Так ему сказать? Последнюю опору из-под старика выбить? Чтобы и его жизнь и борьба потеряла смысл? А он в запой уйдёт? Война кончится в сорок первом. Исчезновением русского народа как исторической сущности. И меня не будет. И сына моего.

Да ё-моё, почему я-то? Толку-то от меня?

Вот об этом я и думал, пока лежал в палате. Оглушенный, полуослепший, прикованный к койке. Оказалось, у них здесь насчёт обезболивающих совсем никак. Даже простенького баралгина нет и не было. И антибиотиков нет. Только стрептоцид. И спирт. Какие-то лекарства были, но я даже не слыхал о таких.

Время шло. Я всё больше отчаивался. С каждым прошедшим днём положение на фронтах всё ухудшалось. Я-то знал. Но я ничем не мог помочь. Я был близок к отчаянию. Разум убеждал меня, что помочь предкам я ничем и так не смогу. Но душа отчаянно вопила, звала помочь им.

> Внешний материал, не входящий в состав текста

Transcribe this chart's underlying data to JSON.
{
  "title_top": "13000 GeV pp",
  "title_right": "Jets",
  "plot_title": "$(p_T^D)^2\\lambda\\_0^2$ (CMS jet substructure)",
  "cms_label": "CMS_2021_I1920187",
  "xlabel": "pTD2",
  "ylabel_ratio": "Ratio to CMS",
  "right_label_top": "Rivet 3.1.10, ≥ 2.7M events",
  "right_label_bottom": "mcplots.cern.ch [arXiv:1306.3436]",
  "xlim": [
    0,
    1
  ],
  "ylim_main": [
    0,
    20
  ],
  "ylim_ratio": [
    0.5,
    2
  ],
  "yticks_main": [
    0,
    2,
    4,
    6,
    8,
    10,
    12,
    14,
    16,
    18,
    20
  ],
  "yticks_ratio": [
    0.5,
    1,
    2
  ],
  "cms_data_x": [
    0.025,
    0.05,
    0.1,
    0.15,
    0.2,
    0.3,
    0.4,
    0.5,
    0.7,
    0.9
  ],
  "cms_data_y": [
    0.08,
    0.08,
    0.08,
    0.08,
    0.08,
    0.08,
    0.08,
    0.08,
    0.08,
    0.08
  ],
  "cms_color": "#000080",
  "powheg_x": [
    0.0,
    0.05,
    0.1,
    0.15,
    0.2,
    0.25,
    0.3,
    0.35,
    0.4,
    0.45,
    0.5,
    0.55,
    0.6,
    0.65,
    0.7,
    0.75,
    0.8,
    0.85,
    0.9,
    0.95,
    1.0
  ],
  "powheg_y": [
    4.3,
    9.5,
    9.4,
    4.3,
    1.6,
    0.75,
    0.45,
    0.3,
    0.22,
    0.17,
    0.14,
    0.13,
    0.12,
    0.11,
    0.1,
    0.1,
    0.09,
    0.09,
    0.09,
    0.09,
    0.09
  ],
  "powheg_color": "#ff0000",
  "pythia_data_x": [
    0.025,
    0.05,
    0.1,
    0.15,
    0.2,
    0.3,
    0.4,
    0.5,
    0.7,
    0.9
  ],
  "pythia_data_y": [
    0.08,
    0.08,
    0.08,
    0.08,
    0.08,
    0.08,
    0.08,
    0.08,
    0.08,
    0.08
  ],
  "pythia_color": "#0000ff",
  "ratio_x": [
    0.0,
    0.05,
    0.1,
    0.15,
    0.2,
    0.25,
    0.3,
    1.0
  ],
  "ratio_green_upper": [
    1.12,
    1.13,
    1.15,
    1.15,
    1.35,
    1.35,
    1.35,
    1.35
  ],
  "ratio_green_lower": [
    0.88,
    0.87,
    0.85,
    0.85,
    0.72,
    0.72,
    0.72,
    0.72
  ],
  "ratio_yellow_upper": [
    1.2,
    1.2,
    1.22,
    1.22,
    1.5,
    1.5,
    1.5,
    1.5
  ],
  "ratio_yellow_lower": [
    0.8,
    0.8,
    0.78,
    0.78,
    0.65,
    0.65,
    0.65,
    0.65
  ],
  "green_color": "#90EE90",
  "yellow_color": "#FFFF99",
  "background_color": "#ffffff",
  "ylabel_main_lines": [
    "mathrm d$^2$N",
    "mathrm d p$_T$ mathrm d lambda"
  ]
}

– Не время отчаиваться. А вот в голос реветь в самый раз! – пробормотал я. Не знаю, слышал меня кто-либо или нет. Я был «аутентичен» – глухотой и слепотой отрезан от мира. Звуки были искажены до неузнаваемости, видел только цветные пятна. Чтобы я не мучился, глаза и уши мне замотали чем-то. Наверное, бинтами. Я был отрезан от внешнего мира. Самое время подумать. Как говорил один знакомый капитан ВВС из аэродромной обслуги, с которым мы раньше дружили семьями: – «Отставить рефлексию!»